Thursday, August 31, 2023

How would you describe God?

What does a pinecone and a foil ball have in common?

Our topic for class this Wednesday was God, specifically looking at metaphors and similes the Bible uses to describe God to help us understand God. Each week I'm trying to incorporate a hands-on activity to open each class and today's activity proved to be mind-bending. 

I brought to class brown bags, each with an object inside. Each student got the opportunity to feel inside the bag and DESCRIBE the object using only adjectives, metaphors, or similes. My purpose for this activity was to reinforce the idea that metaphors, similes and descriptors are human attempts to understand God - at least a little. The dangers we often run into are when we forget that the metaphors themselves are not God, and when we extend a metaphor too far and get carried away describing what we think we know about the metaphor and not consider what we're actually seeing, feeling, experiencing about God. 

While most of the objects in the bags were lighthearted and easy, all of us were surprised at one particular outcome and how solidly it reinforced the theme of our class.

One gentleman put his hand into the bag and right away knew what it was. He began describing both what he felt and also filled in some extra details with what he thought knew about the object he was touching.
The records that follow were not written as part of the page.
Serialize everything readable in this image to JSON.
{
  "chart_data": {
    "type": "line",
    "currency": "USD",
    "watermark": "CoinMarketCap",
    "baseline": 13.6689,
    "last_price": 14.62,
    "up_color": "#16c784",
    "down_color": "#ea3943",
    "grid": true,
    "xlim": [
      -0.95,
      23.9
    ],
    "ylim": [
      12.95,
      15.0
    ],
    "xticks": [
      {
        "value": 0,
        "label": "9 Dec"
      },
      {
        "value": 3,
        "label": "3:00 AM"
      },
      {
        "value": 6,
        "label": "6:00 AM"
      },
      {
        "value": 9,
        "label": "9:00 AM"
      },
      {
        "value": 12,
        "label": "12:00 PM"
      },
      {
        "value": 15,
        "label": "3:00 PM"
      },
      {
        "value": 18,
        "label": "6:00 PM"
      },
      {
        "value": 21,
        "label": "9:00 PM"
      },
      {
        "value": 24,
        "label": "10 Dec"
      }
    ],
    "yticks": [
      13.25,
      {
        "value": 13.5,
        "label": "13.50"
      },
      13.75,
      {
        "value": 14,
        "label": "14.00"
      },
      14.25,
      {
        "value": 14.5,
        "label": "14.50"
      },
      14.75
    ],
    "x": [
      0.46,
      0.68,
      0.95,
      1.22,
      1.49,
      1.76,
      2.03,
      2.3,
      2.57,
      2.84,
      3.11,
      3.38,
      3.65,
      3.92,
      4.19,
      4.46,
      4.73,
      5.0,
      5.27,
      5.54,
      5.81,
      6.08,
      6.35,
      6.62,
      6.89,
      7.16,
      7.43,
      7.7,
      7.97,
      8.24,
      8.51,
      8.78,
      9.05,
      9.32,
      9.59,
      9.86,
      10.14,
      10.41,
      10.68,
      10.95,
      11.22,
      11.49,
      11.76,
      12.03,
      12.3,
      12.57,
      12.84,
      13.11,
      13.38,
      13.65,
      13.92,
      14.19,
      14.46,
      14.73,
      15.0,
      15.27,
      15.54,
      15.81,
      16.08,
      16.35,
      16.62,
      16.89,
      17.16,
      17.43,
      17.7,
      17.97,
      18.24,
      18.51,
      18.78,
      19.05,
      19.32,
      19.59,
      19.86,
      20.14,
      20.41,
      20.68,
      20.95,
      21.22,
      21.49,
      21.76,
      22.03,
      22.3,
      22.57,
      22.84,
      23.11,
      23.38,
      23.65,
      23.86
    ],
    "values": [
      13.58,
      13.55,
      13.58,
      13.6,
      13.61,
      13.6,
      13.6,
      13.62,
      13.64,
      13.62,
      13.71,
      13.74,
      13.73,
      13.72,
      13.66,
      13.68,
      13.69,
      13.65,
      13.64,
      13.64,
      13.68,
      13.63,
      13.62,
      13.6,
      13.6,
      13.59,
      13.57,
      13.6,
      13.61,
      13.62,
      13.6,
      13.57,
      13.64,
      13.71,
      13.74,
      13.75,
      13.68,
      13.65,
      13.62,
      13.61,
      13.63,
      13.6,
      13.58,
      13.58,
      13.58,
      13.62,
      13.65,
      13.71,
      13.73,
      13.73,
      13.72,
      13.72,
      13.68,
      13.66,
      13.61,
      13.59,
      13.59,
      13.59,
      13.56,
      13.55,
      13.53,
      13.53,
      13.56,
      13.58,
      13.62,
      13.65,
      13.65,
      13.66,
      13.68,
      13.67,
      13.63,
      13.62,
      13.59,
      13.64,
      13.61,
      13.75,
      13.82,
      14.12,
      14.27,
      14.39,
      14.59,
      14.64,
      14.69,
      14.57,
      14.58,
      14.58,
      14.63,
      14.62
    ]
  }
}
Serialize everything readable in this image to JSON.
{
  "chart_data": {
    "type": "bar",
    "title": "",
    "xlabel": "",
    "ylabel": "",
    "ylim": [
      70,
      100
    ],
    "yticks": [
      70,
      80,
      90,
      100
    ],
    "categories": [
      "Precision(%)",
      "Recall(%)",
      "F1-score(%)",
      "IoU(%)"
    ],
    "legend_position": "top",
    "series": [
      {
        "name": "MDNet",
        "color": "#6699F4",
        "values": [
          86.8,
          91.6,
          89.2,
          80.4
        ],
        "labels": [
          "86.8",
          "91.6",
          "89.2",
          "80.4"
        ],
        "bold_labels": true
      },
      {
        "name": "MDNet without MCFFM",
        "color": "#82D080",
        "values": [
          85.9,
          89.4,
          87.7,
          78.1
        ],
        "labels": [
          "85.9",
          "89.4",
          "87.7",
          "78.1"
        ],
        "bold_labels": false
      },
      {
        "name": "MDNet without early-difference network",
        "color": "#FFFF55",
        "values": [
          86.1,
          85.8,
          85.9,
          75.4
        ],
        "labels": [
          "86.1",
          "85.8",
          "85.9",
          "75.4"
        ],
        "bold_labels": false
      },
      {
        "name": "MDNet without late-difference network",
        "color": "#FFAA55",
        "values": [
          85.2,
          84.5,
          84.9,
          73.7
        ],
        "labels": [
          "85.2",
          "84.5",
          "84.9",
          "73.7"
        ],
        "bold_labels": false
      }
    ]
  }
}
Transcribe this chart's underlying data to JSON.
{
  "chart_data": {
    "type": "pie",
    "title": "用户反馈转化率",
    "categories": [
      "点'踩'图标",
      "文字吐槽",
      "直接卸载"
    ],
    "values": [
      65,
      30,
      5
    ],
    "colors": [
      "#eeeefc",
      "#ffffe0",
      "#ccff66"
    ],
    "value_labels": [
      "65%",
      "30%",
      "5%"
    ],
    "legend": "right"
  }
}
"It is oval in shape and pokey to the touch. Definitely metallic with a rough surface." He didn't go so far as to say it was grey in color, since we already discussed not using the sense of sight. 

What a look of shock on his face when he pulled out a pinecone and not a foil ball. 

This intelligent young man was speechless. "That was so weird. I was so convinced it was a ball of foil that I was thinking of how I would describe a ball of foil more than I was even thinking about the actual object in my hand." 

Fascinating.

How often do our own images and metaphors about God limit our understanding of who God is? How many time have we carried a metaphor too far and given God the attributes of our earthly metaphor instead of leaving space for God to reveal Godself to us?

For example, if I have locked God into the metaphor of "Father" and then have a negative relationship with my father, I may push those negative characteristics onto God. Or even with positive examples of fathers around us, I may take on the notion that God is masculine. Our metaphor in both these cases went too far.

Metaphors, similes, and adjectives are all excellent resources to give us handles on understanding the God of the cosmos - but they are simply handles and not a summary of God as a whole. That kind of understanding is too expansive for our understanding this side of heaven.

May we continue to grow in our understanding of God as we provide space for the Spirit to open our hearts and minds to new levels of knowing and perceiving.